Now let's see if you can interpret some data from our graph. Given a temperature value in degrees Celcius, see if you can find the corresponding Fahrenheit value (you don't have to be exact, just close).
Line graphs (like the one we just saw) can be thought of a special case scatter plots (where all the data points line up linearly and there infinitely many points following that trend). What do we do if we have a scatter plot that has data points that do not follow a straight-line pattern but we still want to represent them as a line? This is where we use a line-of-best-fit. For those of you who are interested, a line-of-best-fit can be calculated in many different ways. The simplest is the Least Square Method. To implement this method, you must find the average of the x- and y-values, respectively, then calculate a line that gives the smallest average standard deviation of the data points from the average x- and y-values. Rest assured, you don't need to know this method right now. For now we'll use an easier method, the Eyeballing Approach. Basically, to implement this approach, you look at your plotted data points, then try to draw a straight line that is as close as possible to all the data points. The closer you get, the more accurate your representation will be. Here's a demonstration of a line-of-best-fit for the scatter plot of heights and ages we looked at earlier.
As you can see, this line shows the general trend of the data (i.e. generally, as age increases, height tends to increase as well).

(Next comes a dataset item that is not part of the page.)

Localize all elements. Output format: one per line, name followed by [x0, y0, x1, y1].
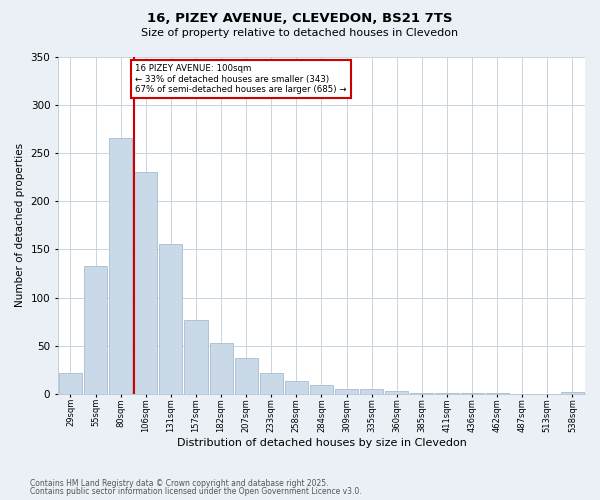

This trend line is especially useful when trying to interpolate or extrapolate data.
  • Interpolation is the process of estimating new data points within the range of the given data points.
  • Extrapolation is the process of estimating new data points outside of the range of the given data points.
Interpolation and extrapolation are extremely useful when analyzing data and are extremely dependent on having an accurate line-of-best-fit. Let's say we want to estimate the height of someone who is 17 years old. We don't have a data point for that specific age, so we must look at our line-of-best-fit. As we can see, according to our line, a 17-year-old person will most likely have a height of around 130 centimeters. This is an example of interpolation as a 17-year-old person lies within our range of given data (ages 14 to 23). What if we want to estimate the height of a 10-year-old person? Well, once again, we don't have a specific data point for that age, so we must look at our line-of-best-fit. According to this line, a 10-year-old will likely have a height of around 115 centimeters. This is an example of extrapolation as a 10-year-old lies outside of our given age-range.
As you may have noticed, our line-of-best-fit may not be the most accurate as, if you extrapolate it further, it will tell you that a 50-year-old person will be 240 centimeters tall! Just to put that into perspective, the average height of an NBA player is 202 centimeters. This is a good demonstration of a misleading line-of-best-fit. To make the line more accurate, we would need to be supplied more initial data points.
  • The more data points on which we base our line-of-best-fit, the more accurate the line will be.
So now we've looked at how data relationships are represented on graphs and slightly touched upon interpreting that data. Later, we will dive deeper into this topic.